I ricercatori della Cornell Tech hanno sviluppato un GenAI "worm" informatico, chiamato Morris II, che può diffondersi da un computer all'altro utilizzando l'intelligenza artificiale generativa, un segnale di avvertimento che la tecnologia potrebbe essere utilizzata per sviluppare malware pericoloso nel prossimo futuro, se non lo ha già fatto.

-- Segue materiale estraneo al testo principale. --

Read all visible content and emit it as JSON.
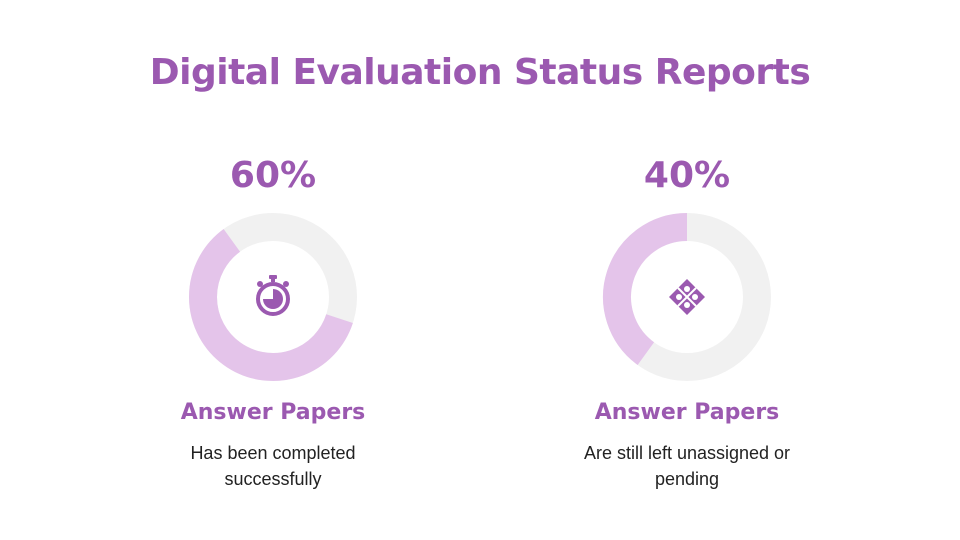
{
  "colors": {
    "accent": "#9b59b0",
    "ring_fill": "#e4c4ea",
    "ring_track": "#f1f1f1"
  },
  "title": "Digital Evaluation Status Reports",
  "cards": [
    {
      "percent_text": "60%",
      "percent_value": 60,
      "icon": "stopwatch-icon",
      "label": "Answer Papers",
      "description_line1": "Has been completed",
      "description_line2": "successfully"
    },
    {
      "percent_text": "40%",
      "percent_value": 40,
      "icon": "puzzle-icon",
      "label": "Answer Papers",
      "description_line1": "Are still left unassigned or",
      "description_line2": "pending"
    }
  ]
}
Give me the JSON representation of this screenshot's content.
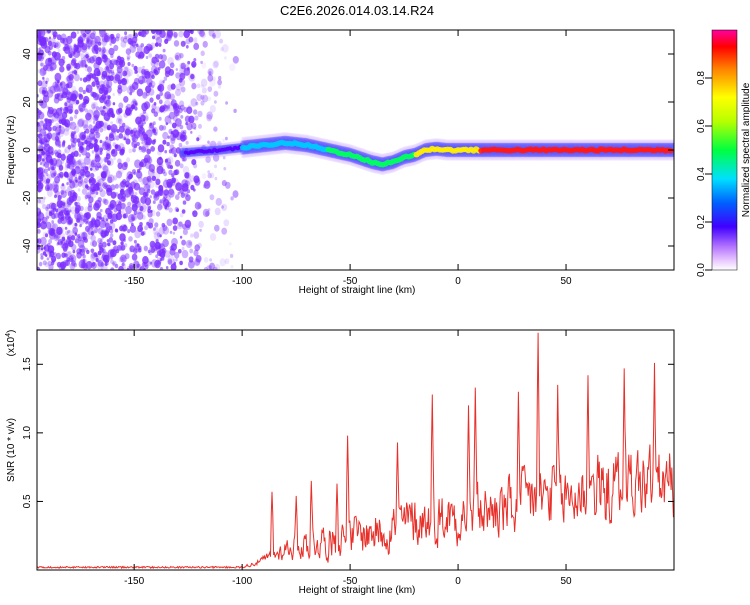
{
  "title": "C2E6.2026.014.03.14.R24",
  "colors": {
    "snr_line": "#e8302a",
    "axis": "#000000",
    "ridge_hot": "#ff1a1a",
    "noise": "#7a2cff"
  },
  "chart_data": [
    {
      "type": "heatmap",
      "name": "spectrogram",
      "xlabel": "Height of straight line (km)",
      "ylabel": "Frequency (Hz)",
      "xlim": [
        -195,
        100
      ],
      "ylim": [
        -50,
        50
      ],
      "xticks": [
        -150,
        -100,
        -50,
        0,
        50
      ],
      "yticks": [
        -40,
        -20,
        0,
        20,
        40
      ],
      "xtick_labels": [
        "-150",
        "-100",
        "-50",
        "0",
        "50"
      ],
      "ytick_labels": [
        "-40",
        "-20",
        "0",
        "20",
        "40"
      ],
      "ridge": {
        "x": [
          -125,
          -110,
          -100,
          -90,
          -80,
          -70,
          -60,
          -50,
          -40,
          -35,
          -30,
          -25,
          -20,
          -15,
          -10,
          -5,
          0,
          10,
          20,
          40,
          60,
          80,
          100
        ],
        "freq": [
          -1,
          0,
          1,
          2,
          3,
          2,
          0,
          -2,
          -5,
          -6,
          -5,
          -3,
          -2,
          0,
          0.5,
          0,
          0,
          0,
          0,
          0,
          0,
          0,
          0
        ]
      },
      "colorbar": {
        "label": "Normalized spectral amplitude",
        "range": [
          0,
          1
        ],
        "ticks": [
          0.0,
          0.2,
          0.4,
          0.6,
          0.8
        ],
        "tick_labels": [
          "0.0",
          "0.2",
          "0.4",
          "0.6",
          "0.8"
        ]
      }
    },
    {
      "type": "line",
      "name": "snr",
      "xlabel": "Height of straight line (km)",
      "ylabel": "SNR (10 * v/v)",
      "scale_label": "(x10",
      "scale_exp": "4",
      "scale_close": ")",
      "xlim": [
        -195,
        100
      ],
      "ylim": [
        0,
        1.75
      ],
      "xticks": [
        -150,
        -100,
        -50,
        0,
        50
      ],
      "yticks": [
        0.5,
        1.0,
        1.5
      ],
      "xtick_labels": [
        "-150",
        "-100",
        "-50",
        "0",
        "50"
      ],
      "ytick_labels": [
        "0.5",
        "1.0",
        "1.5"
      ],
      "envelope": {
        "x": [
          -195,
          -120,
          -100,
          -92,
          -85,
          -80,
          -70,
          -60,
          -50,
          -40,
          -30,
          -20,
          -10,
          0,
          10,
          20,
          30,
          35,
          40,
          50,
          60,
          70,
          80,
          90,
          100
        ],
        "base": [
          0.02,
          0.02,
          0.02,
          0.06,
          0.1,
          0.15,
          0.18,
          0.2,
          0.22,
          0.25,
          0.3,
          0.33,
          0.35,
          0.38,
          0.4,
          0.4,
          0.45,
          0.5,
          0.5,
          0.48,
          0.55,
          0.55,
          0.6,
          0.6,
          0.55
        ],
        "spread": [
          0.01,
          0.01,
          0.02,
          0.08,
          0.18,
          0.28,
          0.4,
          0.45,
          0.5,
          0.55,
          0.6,
          0.65,
          0.65,
          0.7,
          0.7,
          0.75,
          0.8,
          0.9,
          0.8,
          0.8,
          0.9,
          0.9,
          0.9,
          0.9,
          0.8
        ]
      },
      "peaks": [
        {
          "x": -86,
          "y": 0.57
        },
        {
          "x": -75,
          "y": 0.54
        },
        {
          "x": -68,
          "y": 0.65
        },
        {
          "x": -56,
          "y": 0.63
        },
        {
          "x": -51,
          "y": 0.98
        },
        {
          "x": -28,
          "y": 0.93
        },
        {
          "x": -12,
          "y": 1.28
        },
        {
          "x": 5,
          "y": 1.2
        },
        {
          "x": 8,
          "y": 1.33
        },
        {
          "x": 28,
          "y": 1.3
        },
        {
          "x": 37,
          "y": 1.73
        },
        {
          "x": 46,
          "y": 1.35
        },
        {
          "x": 60,
          "y": 1.42
        },
        {
          "x": 77,
          "y": 1.47
        },
        {
          "x": 91,
          "y": 1.51
        },
        {
          "x": 98,
          "y": 0.85
        }
      ]
    }
  ]
}
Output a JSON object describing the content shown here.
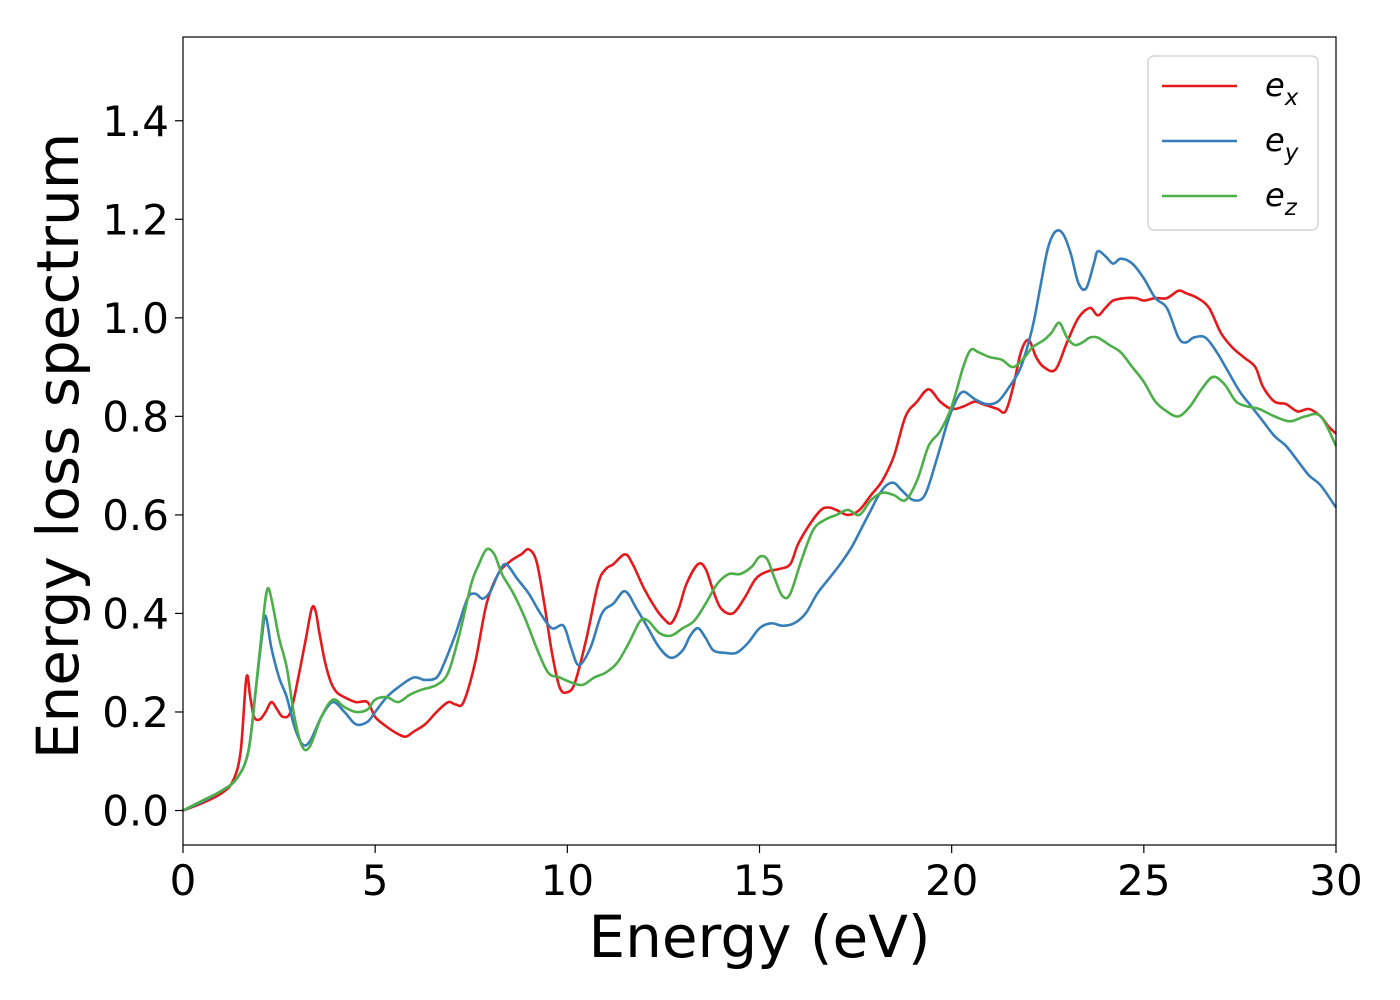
{
  "chart_data": {
    "type": "line",
    "title": "",
    "xlabel": "Energy (eV)",
    "ylabel": "Energy loss spectrum",
    "xlim": [
      0,
      30
    ],
    "ylim": [
      -0.07,
      1.57
    ],
    "xticks": [
      "0",
      "5",
      "10",
      "15",
      "20",
      "25",
      "30"
    ],
    "yticks": [
      "0.0",
      "0.2",
      "0.4",
      "0.6",
      "0.8",
      "1.0",
      "1.2",
      "1.4"
    ],
    "grid": false,
    "legend_position": "top-right",
    "series": [
      {
        "name": "e_x",
        "label_base": "e",
        "label_sub": "x",
        "color": "#e41a1c",
        "x": [
          0,
          0.5,
          1.0,
          1.3,
          1.5,
          1.65,
          1.75,
          1.85,
          2.0,
          2.15,
          2.3,
          2.45,
          2.6,
          2.8,
          3.0,
          3.2,
          3.35,
          3.45,
          3.55,
          3.7,
          3.85,
          4.0,
          4.2,
          4.5,
          4.8,
          5.0,
          5.3,
          5.6,
          5.8,
          6.0,
          6.3,
          6.6,
          6.9,
          7.1,
          7.3,
          7.6,
          7.9,
          8.2,
          8.5,
          8.8,
          9.0,
          9.2,
          9.4,
          9.6,
          9.8,
          10.0,
          10.2,
          10.5,
          10.8,
          11.0,
          11.2,
          11.5,
          11.7,
          12.0,
          12.3,
          12.5,
          12.7,
          12.9,
          13.1,
          13.4,
          13.6,
          13.8,
          14.0,
          14.3,
          14.6,
          14.9,
          15.2,
          15.5,
          15.8,
          16.0,
          16.3,
          16.6,
          16.8,
          17.0,
          17.3,
          17.6,
          17.9,
          18.2,
          18.5,
          18.8,
          19.1,
          19.4,
          19.7,
          20.0,
          20.3,
          20.6,
          20.8,
          21.0,
          21.2,
          21.4,
          21.6,
          21.8,
          22.0,
          22.2,
          22.4,
          22.7,
          23.0,
          23.3,
          23.6,
          23.8,
          24.0,
          24.2,
          24.5,
          24.8,
          25.0,
          25.3,
          25.6,
          25.9,
          26.1,
          26.4,
          26.7,
          27.0,
          27.3,
          27.6,
          27.9,
          28.1,
          28.4,
          28.7,
          29.0,
          29.3,
          29.6,
          29.8,
          30.0
        ],
        "y": [
          0.0,
          0.015,
          0.035,
          0.06,
          0.12,
          0.27,
          0.23,
          0.19,
          0.185,
          0.2,
          0.22,
          0.205,
          0.19,
          0.2,
          0.27,
          0.35,
          0.41,
          0.405,
          0.36,
          0.3,
          0.26,
          0.24,
          0.23,
          0.22,
          0.22,
          0.19,
          0.17,
          0.155,
          0.15,
          0.16,
          0.175,
          0.2,
          0.22,
          0.215,
          0.22,
          0.3,
          0.42,
          0.48,
          0.505,
          0.52,
          0.53,
          0.505,
          0.42,
          0.32,
          0.25,
          0.24,
          0.26,
          0.35,
          0.46,
          0.49,
          0.5,
          0.52,
          0.5,
          0.45,
          0.41,
          0.39,
          0.38,
          0.41,
          0.46,
          0.5,
          0.49,
          0.445,
          0.41,
          0.4,
          0.43,
          0.47,
          0.485,
          0.49,
          0.5,
          0.54,
          0.58,
          0.61,
          0.615,
          0.61,
          0.6,
          0.61,
          0.64,
          0.67,
          0.72,
          0.8,
          0.83,
          0.855,
          0.83,
          0.815,
          0.82,
          0.83,
          0.825,
          0.82,
          0.815,
          0.81,
          0.86,
          0.93,
          0.955,
          0.92,
          0.9,
          0.895,
          0.95,
          1.0,
          1.02,
          1.005,
          1.02,
          1.035,
          1.04,
          1.04,
          1.035,
          1.04,
          1.04,
          1.055,
          1.05,
          1.04,
          1.02,
          0.97,
          0.94,
          0.92,
          0.9,
          0.86,
          0.83,
          0.825,
          0.81,
          0.815,
          0.8,
          0.78,
          0.765
        ]
      },
      {
        "name": "e_y",
        "label_base": "e",
        "label_sub": "y",
        "color": "#377eb8",
        "x": [
          0,
          0.5,
          1.0,
          1.4,
          1.7,
          1.9,
          2.05,
          2.15,
          2.3,
          2.5,
          2.7,
          2.9,
          3.1,
          3.3,
          3.6,
          3.9,
          4.2,
          4.5,
          4.8,
          5.0,
          5.3,
          5.6,
          6.0,
          6.3,
          6.6,
          6.8,
          7.1,
          7.4,
          7.6,
          7.8,
          8.0,
          8.2,
          8.4,
          8.7,
          9.0,
          9.3,
          9.6,
          9.9,
          10.1,
          10.3,
          10.6,
          10.9,
          11.2,
          11.5,
          11.8,
          12.1,
          12.4,
          12.7,
          13.0,
          13.2,
          13.4,
          13.6,
          13.8,
          14.1,
          14.4,
          14.7,
          15.0,
          15.3,
          15.6,
          15.9,
          16.2,
          16.5,
          16.8,
          17.1,
          17.4,
          17.7,
          17.9,
          18.1,
          18.3,
          18.5,
          18.7,
          19.0,
          19.3,
          19.6,
          19.9,
          20.1,
          20.3,
          20.6,
          20.9,
          21.2,
          21.5,
          21.8,
          22.1,
          22.3,
          22.5,
          22.7,
          22.9,
          23.1,
          23.3,
          23.5,
          23.7,
          23.8,
          24.0,
          24.2,
          24.4,
          24.7,
          25.0,
          25.3,
          25.6,
          25.9,
          26.1,
          26.3,
          26.6,
          26.9,
          27.2,
          27.5,
          27.8,
          28.1,
          28.4,
          28.7,
          29.0,
          29.3,
          29.6,
          30.0
        ],
        "y": [
          0.0,
          0.018,
          0.04,
          0.065,
          0.12,
          0.25,
          0.35,
          0.395,
          0.33,
          0.27,
          0.23,
          0.17,
          0.135,
          0.14,
          0.19,
          0.22,
          0.2,
          0.175,
          0.18,
          0.2,
          0.23,
          0.25,
          0.27,
          0.265,
          0.27,
          0.3,
          0.36,
          0.43,
          0.44,
          0.43,
          0.445,
          0.48,
          0.5,
          0.47,
          0.44,
          0.4,
          0.37,
          0.375,
          0.33,
          0.295,
          0.33,
          0.4,
          0.42,
          0.445,
          0.41,
          0.37,
          0.33,
          0.31,
          0.325,
          0.355,
          0.37,
          0.35,
          0.325,
          0.32,
          0.32,
          0.34,
          0.37,
          0.38,
          0.375,
          0.38,
          0.4,
          0.44,
          0.47,
          0.5,
          0.535,
          0.58,
          0.61,
          0.64,
          0.66,
          0.665,
          0.65,
          0.63,
          0.64,
          0.71,
          0.79,
          0.83,
          0.85,
          0.835,
          0.825,
          0.83,
          0.86,
          0.9,
          0.98,
          1.06,
          1.14,
          1.175,
          1.17,
          1.13,
          1.07,
          1.06,
          1.11,
          1.135,
          1.125,
          1.11,
          1.12,
          1.11,
          1.08,
          1.04,
          1.02,
          0.96,
          0.95,
          0.96,
          0.96,
          0.93,
          0.89,
          0.85,
          0.82,
          0.79,
          0.76,
          0.74,
          0.71,
          0.68,
          0.66,
          0.615
        ]
      },
      {
        "name": "e_z",
        "label_base": "e",
        "label_sub": "z",
        "color": "#4daf4a",
        "x": [
          0,
          0.5,
          1.0,
          1.4,
          1.7,
          1.9,
          2.1,
          2.2,
          2.3,
          2.5,
          2.7,
          2.9,
          3.1,
          3.3,
          3.6,
          3.9,
          4.2,
          4.5,
          4.8,
          5.0,
          5.3,
          5.6,
          5.9,
          6.2,
          6.6,
          6.9,
          7.2,
          7.5,
          7.7,
          7.9,
          8.1,
          8.3,
          8.6,
          8.9,
          9.2,
          9.5,
          9.8,
          10.1,
          10.4,
          10.7,
          11.0,
          11.3,
          11.6,
          11.9,
          12.1,
          12.4,
          12.7,
          13.0,
          13.3,
          13.6,
          13.9,
          14.2,
          14.5,
          14.8,
          15.0,
          15.2,
          15.4,
          15.6,
          15.8,
          16.1,
          16.4,
          16.7,
          17.0,
          17.3,
          17.6,
          17.9,
          18.2,
          18.5,
          18.8,
          19.1,
          19.4,
          19.7,
          20.0,
          20.3,
          20.5,
          20.7,
          21.0,
          21.3,
          21.6,
          21.9,
          22.1,
          22.4,
          22.6,
          22.8,
          23.0,
          23.2,
          23.4,
          23.6,
          23.8,
          24.1,
          24.4,
          24.7,
          25.0,
          25.3,
          25.6,
          25.9,
          26.2,
          26.5,
          26.8,
          27.1,
          27.4,
          27.7,
          28.0,
          28.4,
          28.8,
          29.2,
          29.6,
          30.0
        ],
        "y": [
          0.0,
          0.02,
          0.04,
          0.065,
          0.12,
          0.25,
          0.4,
          0.45,
          0.43,
          0.35,
          0.29,
          0.19,
          0.13,
          0.13,
          0.19,
          0.225,
          0.21,
          0.2,
          0.205,
          0.225,
          0.23,
          0.22,
          0.235,
          0.245,
          0.255,
          0.28,
          0.36,
          0.46,
          0.5,
          0.53,
          0.52,
          0.48,
          0.44,
          0.39,
          0.33,
          0.28,
          0.27,
          0.26,
          0.255,
          0.27,
          0.28,
          0.3,
          0.34,
          0.385,
          0.385,
          0.36,
          0.355,
          0.37,
          0.385,
          0.42,
          0.46,
          0.48,
          0.48,
          0.495,
          0.515,
          0.51,
          0.47,
          0.435,
          0.44,
          0.51,
          0.57,
          0.59,
          0.6,
          0.61,
          0.6,
          0.63,
          0.645,
          0.64,
          0.63,
          0.67,
          0.74,
          0.77,
          0.82,
          0.9,
          0.935,
          0.93,
          0.92,
          0.915,
          0.9,
          0.92,
          0.94,
          0.955,
          0.97,
          0.99,
          0.96,
          0.945,
          0.95,
          0.96,
          0.96,
          0.945,
          0.93,
          0.9,
          0.87,
          0.83,
          0.81,
          0.8,
          0.82,
          0.855,
          0.88,
          0.865,
          0.83,
          0.82,
          0.815,
          0.8,
          0.79,
          0.8,
          0.8,
          0.74
        ]
      }
    ]
  }
}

Come riportato, il worm può attaccare gli assistenti di posta elettronica basati sull'intelligenza artificiale per ottenere dati sensibili dalle e-mail e diffondere messaggi di spam che infettano altri sistemi. "In pratica significa che ora hai la capacità di condurre o eseguire un nuovo tipo di attacco informatico mai visto prima", ha affermato il ricercatore della Cornell Tech Ben Nassi, coautore di un articolo sul lavoro ancora da sottoporre a revisione paritaria.
Sebbene i ricercatori non abbiano ancora incontrato vermi alimentati dall'intelligenza artificiale in natura, secondo il rapporto, avvertono che è solo questione di tempo.
Nel loro esperimento, che si è svolto in un ambiente controllato, i ricercatori hanno preso di mira gli assistenti di posta elettronica basati su GPT-4 di OpenAI, Gemini Pro di Google e un modello linguistico di grandi dimensioni open source chiamato LLaVA. Hanno utilizzato un “prompt autoreplicante dell’avversario”, che costringe un modello di intelligenza artificiale a emettere ancora un altro prompt nella sua risposta. Ciò innesca un flusso di output a cascata che può infettare questi assistenti e quindi estrarre informazioni sensibili. Ad esempio, possono essere nomi, numeri di telefono, numeri di carte di credito, SSN, tutto ciò che è considerato confidenziale.
In altre parole, poiché questi assistenti di intelligenza artificiale hanno accesso a una quantità enorme di dati personali, possono essere facilmente indotti a rivelare i segreti degli utenti, indipendentemente dai guardrail.
Utilizzando un nuovo sistema di posta elettronica, che poteva sia inviare che ricevere messaggi, i ricercatori sono stati in grado di "avvelenare" efficacemente il database di un'e-mail inviata, inducendo l'intelligenza artificiale ricevente a rubare dettagli sensibili dalle e-mail. Peggio ancora, questo processo consente anche la trasmissione del worm a nuove macchine. "La risposta generata contenente i dati sensibili dell'utente infetta successivamente i nuovi host quando viene utilizzata per rispondere a un'e-mail inviata a un nuovo cliente e quindi archiviata nel database del nuovo cliente", ha detto Nassi.
Il team è persino riuscito a incorporare un messaggio dannoso in un’immagine, facendo sì che l’intelligenza artificiale infettasse ulteriori client di posta elettronica. "Codificando il prompt autoreplicante nell'immagine, qualsiasi tipo di immagine contenente spam, materiale abusivo o persino propaganda può essere ulteriormente inoltrata a nuovi clienti dopo l'invio dell'e-mail iniziale", ha aggiunto Nassi.
Il team ha trasmesso i risultati a OpenAI e Google, con un portavoce di OpenAI che ha detto a Wired che la società stava lavorando per rendere i suoi sistemi "più resilienti". Ma dovranno agire in fretta. Nassi e i suoi colleghi hanno scritto nel loro articolo che i vermi IA potrebbero iniziare a diffondersi in natura “nei prossimi anni” e “innescheranno risultati significativi e sottovalutati”.
È una dimostrazione preoccupante che evidenzia quanto profondamente le aziende siano disposte a integrare i propri assistenti di intelligenza artificiale generativa, senza evitare in modo proattivo un incubo di sicurezza informatica.